Parlons abolition et dépénalisation, parlons santé et protection, parlons prostitution. Considérant que les TDS sont les victimes d’un système qui les exploite, les partisans de l’abolutionnisme revendiquent, comme son nom l’indique, l’abolition complète de la prostitution ainsi que tous les mécanismes de réglementation la concernant. A l’inverse, les membres du mouvement de la dépénalisation de la prostitution prônent la mise en place de réglementations visant à assurer la protection des TDS.

Jusqu’à cette fameuse date du 1er juin 2022, l’art. 380 du Code pénal belge interdisait le racolage, l’incitation à la débauche et le proxénétisme[3]. Désormais, la réforme décriminalise la prostitution, encadre sa publicité, mais ne décriminalise pas le proxénétisme qui sera puni d’un à cinq ans d’emprisonnement et d’une amende allant de 500 à 25.000 euros[4]. Les sanctions et peines de prison ont également été revues à la hausse, passant ainsi de 5 à 10 ans de prison pour des faits de viol, à 15 à 20 ans d’emprisonnement.[5] ????

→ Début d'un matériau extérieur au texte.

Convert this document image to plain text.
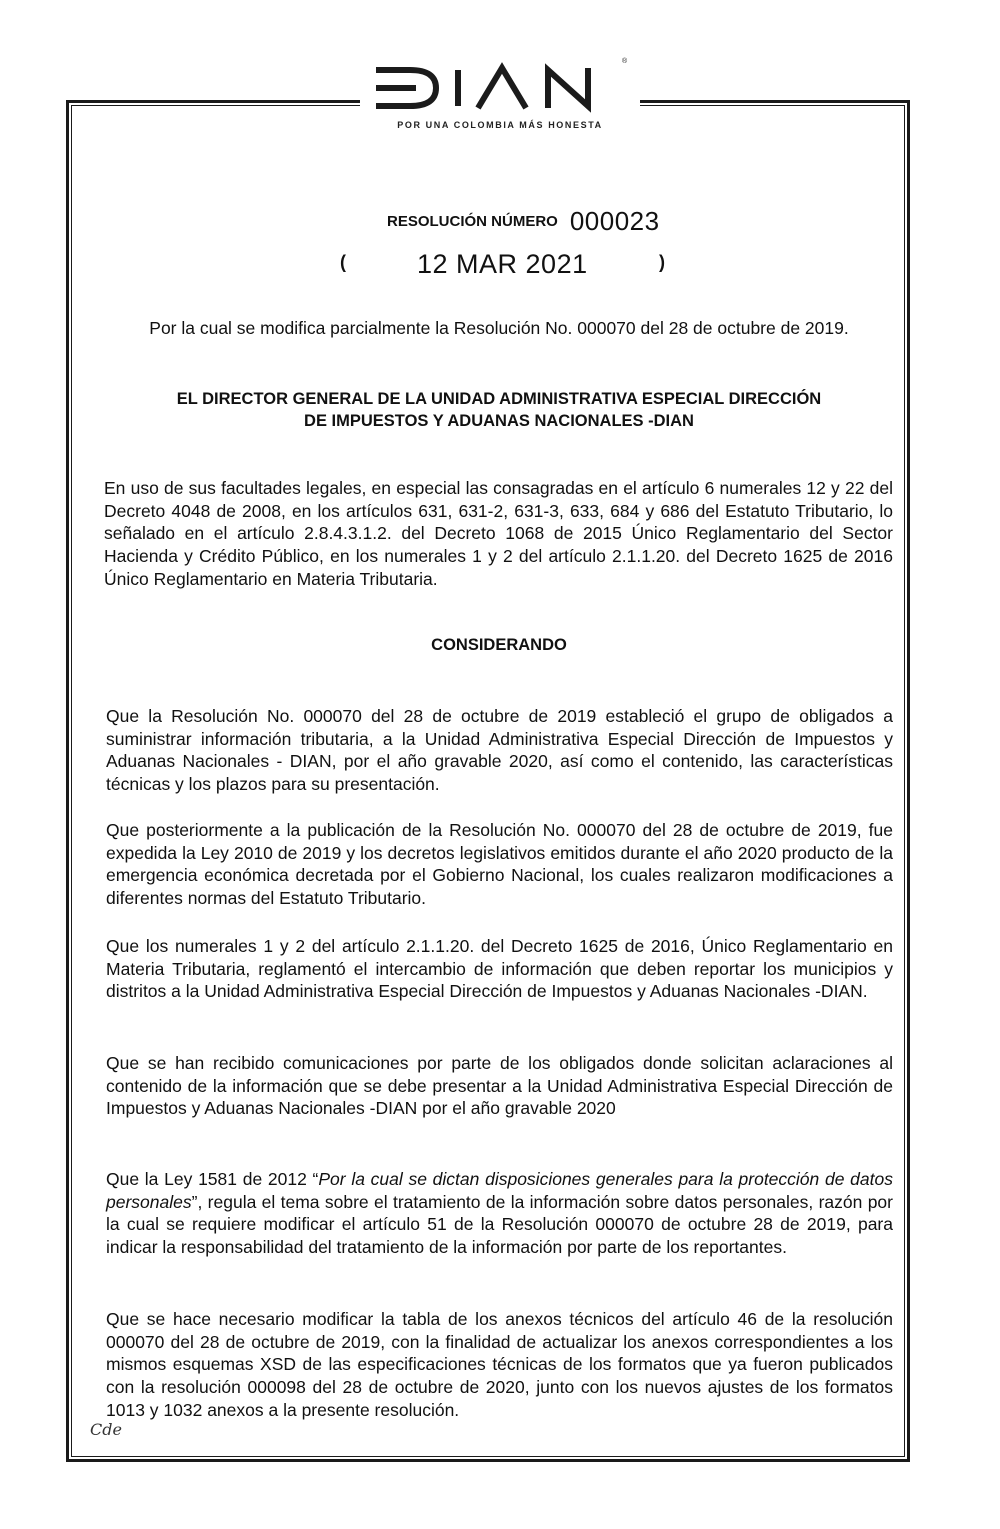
®
POR UNA COLOMBIA MÁS HONESTA
RESOLUCIÓN NÚMERO 000023
(	12 MAR 2021	)
Por la cual se modifica parcialmente la Resolución No. 000070 del 28 de octubre de 2019.
EL DIRECTOR GENERAL DE LA UNIDAD ADMINISTRATIVA ESPECIAL DIRECCIÓN
DE IMPUESTOS Y ADUANAS NACIONALES -DIAN
En uso de sus facultades legales, en especial las consagradas en el artículo 6 numerales 12 y 22 del Decreto 4048 de 2008, en los artículos 631, 631-2, 631-3, 633, 684 y 686 del Estatuto Tributario, lo señalado en el artículo 2.8.4.3.1.2. del Decreto 1068 de 2015 Único Reglamentario del Sector Hacienda y Crédito Público, en los numerales 1 y 2 del artículo 2.1.1.20. del Decreto 1625 de 2016 Único Reglamentario en Materia Tributaria.
CONSIDERANDO
Que la Resolución No. 000070 del 28 de octubre de 2019 estableció el grupo de obligados a suministrar información tributaria, a la Unidad Administrativa Especial Dirección de Impuestos y Aduanas Nacionales - DIAN, por el año gravable 2020, así como el contenido, las características técnicas y los plazos para su presentación.
Que posteriormente a la publicación de la Resolución No. 000070 del 28 de octubre de 2019, fue expedida la Ley 2010 de 2019 y los decretos legislativos emitidos durante el año 2020 producto de la emergencia económica decretada por el Gobierno Nacional, los cuales realizaron modificaciones a diferentes normas del Estatuto Tributario.
Que los numerales 1 y 2 del artículo 2.1.1.20. del Decreto 1625 de 2016, Único Reglamentario en Materia Tributaria, reglamentó el intercambio de información que deben reportar los municipios y distritos a la Unidad Administrativa Especial Dirección de Impuestos y Aduanas Nacionales -DIAN.
Que se han recibido comunicaciones por parte de los obligados donde solicitan aclaraciones al contenido de la información que se debe presentar a la Unidad Administrativa Especial Dirección de Impuestos y Aduanas Nacionales -DIAN por el año gravable 2020
Que la Ley 1581 de 2012 “Por la cual se dictan disposiciones generales para la protección de datos personales”, regula el tema sobre el tratamiento de la información sobre datos personales, razón por la cual se requiere modificar el artículo 51 de la Resolución 000070 de octubre 28 de 2019, para indicar la responsabilidad del tratamiento de la información por parte de los reportantes.
Que se hace necesario modificar la tabla de los anexos técnicos del artículo 46 de la resolución 000070 del 28 de octubre de 2019, con la finalidad de actualizar los anexos correspondientes a los mismos esquemas XSD de las especificaciones técnicas de los formatos que ya fueron publicados con la resolución 000098 del 28 de octubre de 2020, junto con los nuevos ajustes de los formatos 1013 y 1032 anexos a la presente resolución.
Cde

Mais ce n’est pas tout, cette loi aborde également un point important dont on parle de plus en plus et sous tous les angles possibles : la question du consentement.
Dorénavant, la loi précise que : “Le consentement doit être donné librement et ne peut être déduit de la seule absence de résistance, il peut être retiré à tout moment avant ou pendant l’acte sexuel. Une précision qui a son importance si, par exemple, le partenaire retire son préservatif.“[6] Formidable, on aurait presque envie de dire qu’il était temps.

Alors, comment expliquer, en lisant cela, qu’une vague de groupes féministes et autres organisations hissent le drapeau d’alerte, soutenant que, derrière des lois comme celle-ci, réside encore et toujours un système dans lequel les femmes sont exploitées pour répondre à une demande masculine ? Serait-il utopique de penser que la prostitution puisse disparaître pour de bon ? S’il s’agit d’un choix, en quoi la prostitution est-elle une atteinte à l’égalité entre les femmes et les hommes ? Pourquoi chaque personne ne serait-elle pas libre de vivre son rapport au corps comme il ou elle l’entend ? Abolir la prostitution n’aurait pas, au contraire, un impact dramatique sur les conditions de travail des TDS ? Cela n’encouragerait-il pas la clandestinité, la traite des êtres humains et finalement les risques qu’encourent ces TDS ? Beaucoup de questions,… et il semblerait qu’il y ait également beaucoup de réponses, beaucoup de points de vue et de nombreux arguments dans un sens, comme dans l’autre.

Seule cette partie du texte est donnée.